Sześciu. Amerykanie będą negocjować. Jest spora szansa, że ich uwolnią – dodał.
Ale Kevin już go nie słuchał. Wygrzebał w torbie telefon i szybko
wybrał numer statystyka. Przez kilkanaście sekund wsłuchiwał się w sygnał,
modląc się w duchu, by w końcu usłyszeć ukochany głos.
Odpowiedział mu głucha cisza.
– To nie możliwe – szepnął do siebie.
Blain zawsze odbierał.
Coś musiało się stać.
– Kevin, co się stało?
Podniósł wzrok. Zobaczył zaniepokojony wzrok Bena, który zaczął
naprawdę martwić się o przyjmującego.
– Pierre tam jest – wychrypiał słabym głosem.
Tylko tyle był wstanie powiedzieć.
***
30 listopad 2016, Massachusetts Instytut of Technology
Pierre siedział pod ścianą i spod przymrużonych powiek obserwował
zamachowców. Próbował logicznie ocenić sytuacje. Było ich trzech, mieli broń.
Nie widział ich twarzy, ale nie mogli mieć więcej niż trzydzieści lat. Mówili
między sobą po angielsku, z typowym amerykańskim akcentem. Wiedzieli, co robią,
ale wyglądali na amatorów.
A więc nie ISIS.
Dla Blaina była to ważna informacja. Gdyby to było państwo Islamskie,
szybko zorientowaliby się, że jest Francuzem, a wtedy zapewne dostałby kulkę w
łeb.
Tak dla zasady.
Zamiast tego trzymali ich już piątą godzinę. Dwa razy dali im coś do
picia. Raz pozwolili wyjść do łazienki, oczywiście pod eskortą. Musieli oddać
telefony, zegarki i wszystko, co pozwoliłoby na kontakt ze światem zewnętrznym.

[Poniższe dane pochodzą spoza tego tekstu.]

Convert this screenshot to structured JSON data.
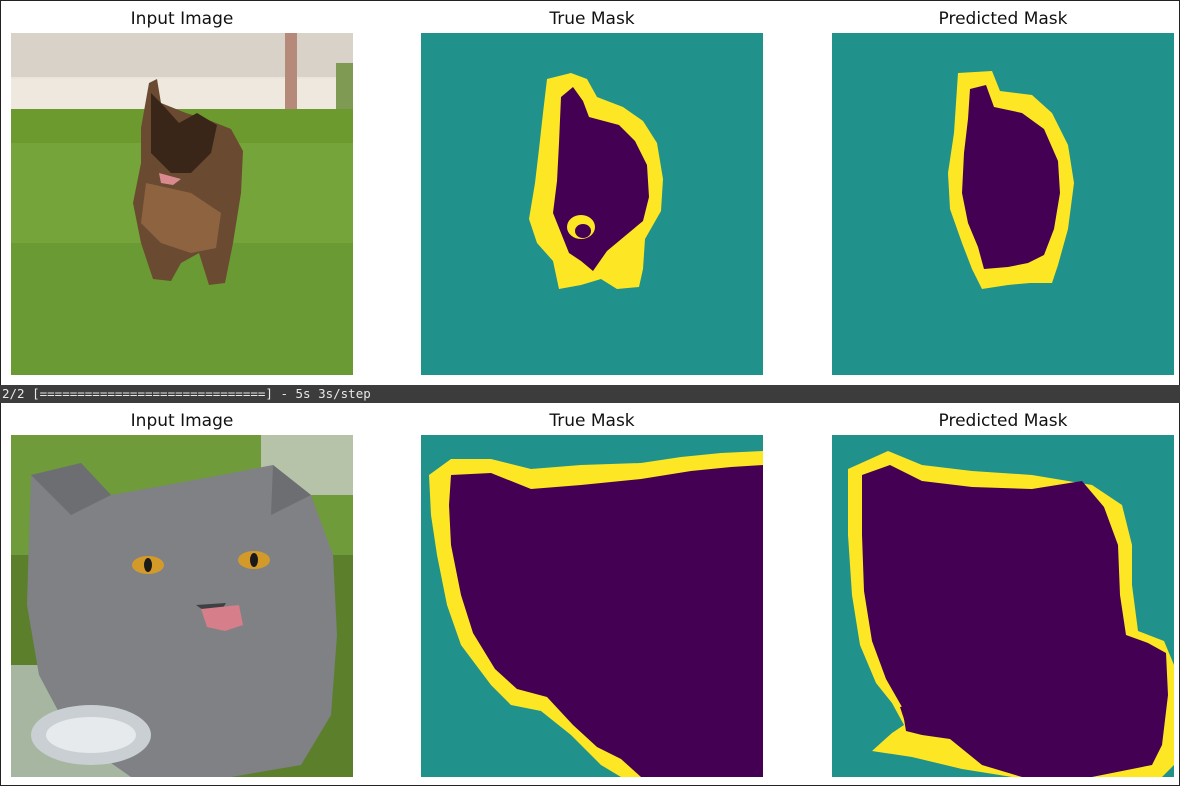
{
  "figures": [
    {
      "titles": [
        "Input Image",
        "True Mask",
        "Predicted Mask"
      ],
      "input_subject": "dog running on grass"
    },
    {
      "titles": [
        "Input Image",
        "True Mask",
        "Predicted Mask"
      ],
      "input_subject": "grey cat sticking out tongue"
    }
  ],
  "progress": {
    "text": "2/2 [==============================] - 5s 3s/step"
  },
  "colors": {
    "background": "#21918c",
    "border": "#fde725",
    "object": "#440154",
    "progress_bg": "#3c3c3c"
  }
}
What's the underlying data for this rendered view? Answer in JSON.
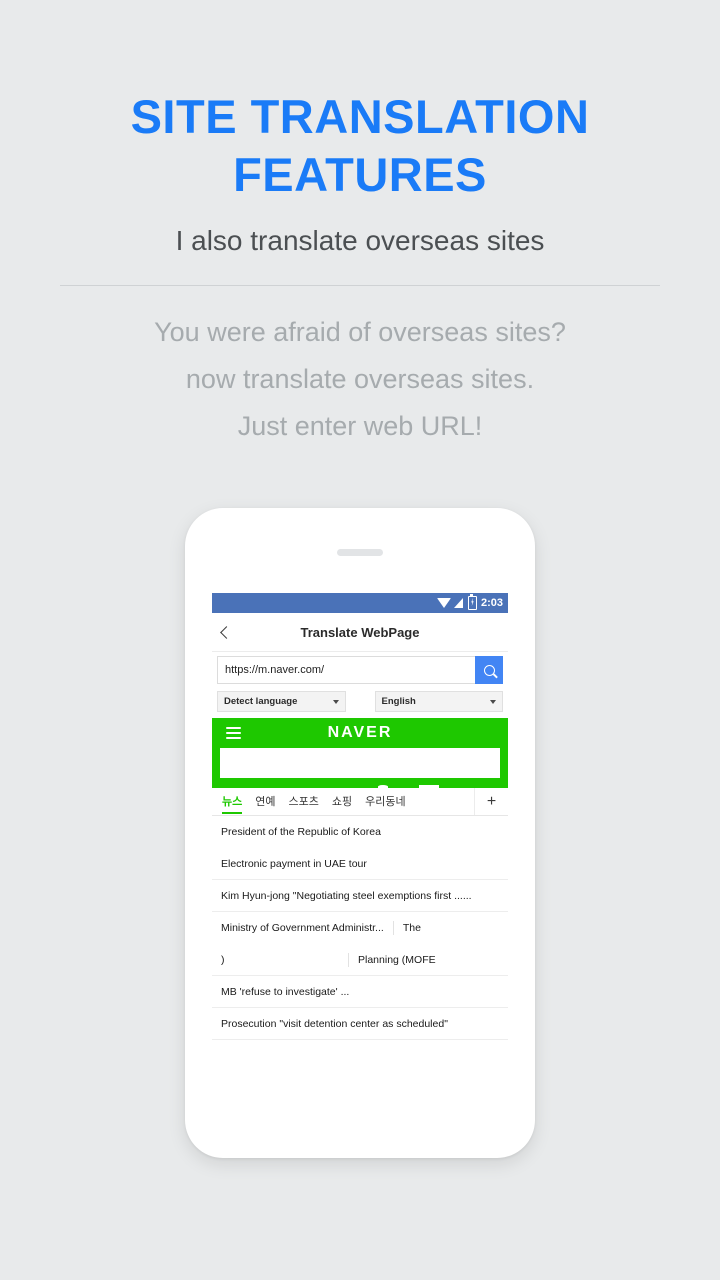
{
  "promo": {
    "title": "SITE TRANSLATION FEATURES",
    "subtitle": "I also translate overseas sites",
    "body_line1": "You were afraid of overseas sites?",
    "body_line2": "now translate overseas sites.",
    "body_line3": "Just enter web URL!",
    "accent_color": "#1a7bf7",
    "background_color": "#e8eaeb"
  },
  "phone": {
    "statusbar": {
      "time": "2:03",
      "wifi_icon": "wifi-icon",
      "signal_icon": "signal-icon",
      "battery_icon": "battery-charging-icon",
      "background_color": "#4a72b8"
    },
    "toolbar": {
      "back_icon": "back-chevron-icon",
      "title": "Translate WebPage"
    },
    "url_bar": {
      "value": "https://m.naver.com/",
      "placeholder": "Enter web URL",
      "go_icon": "search-icon",
      "go_color": "#4285f4"
    },
    "language": {
      "source": "Detect language",
      "target": "English",
      "caret_icon": "caret-down-icon"
    },
    "naver": {
      "menu_icon": "hamburger-menu-icon",
      "logo": "NAVER",
      "brand_color": "#1ec800",
      "search_value": "",
      "tabs": [
        {
          "label": "뉴스",
          "active": true
        },
        {
          "label": "연예",
          "active": false
        },
        {
          "label": "스포츠",
          "active": false
        },
        {
          "label": "쇼핑",
          "active": false
        },
        {
          "label": "우리동네",
          "active": false
        }
      ],
      "add_tab_label": "+",
      "news": [
        {
          "type": "single",
          "text": "President of the Republic of Korea",
          "divider": false
        },
        {
          "type": "single",
          "text": "Electronic payment in UAE tour",
          "divider": true
        },
        {
          "type": "single",
          "text": "Kim Hyun-jong \"Negotiating steel exemptions first ......",
          "divider": true
        },
        {
          "type": "split",
          "left": "Ministry of Government Administr...",
          "right": "The",
          "divider": false
        },
        {
          "type": "split",
          "left": ")",
          "right": "Planning (MOFE",
          "divider": true
        },
        {
          "type": "single",
          "text": "MB 'refuse to investigate' ...",
          "divider": true
        },
        {
          "type": "single",
          "text": "Prosecution \"visit detention center as scheduled\"",
          "divider": true
        }
      ]
    }
  }
}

Zakładnicy wiedzieli tylko tyle, że są prowadzone negocjacje. Nie
wiedzieli jednak jak, kto i za ile wyceniono ich życie. Sześć osób zostało
zamkniętych w małym pomieszczeniu, a każda minuta mogła być ich ostatnią.
Pierre odetchnął głęboko, nieznacznie zaciskając pięści. Sytuacja była
trudna, ale w takich chwilach najlepiej byłoby myśleć o czymś przyjemniejszym.
Przyjemniejszym…
Przed oczami zobaczył uśmiechniętego Kevina. Usłyszał jego wesoły
śmiech. Poczuł dotyk jego skóry na swojej, jego przyspieszony oddech…
Tak, to było zdecydowanie przyjemniejsze.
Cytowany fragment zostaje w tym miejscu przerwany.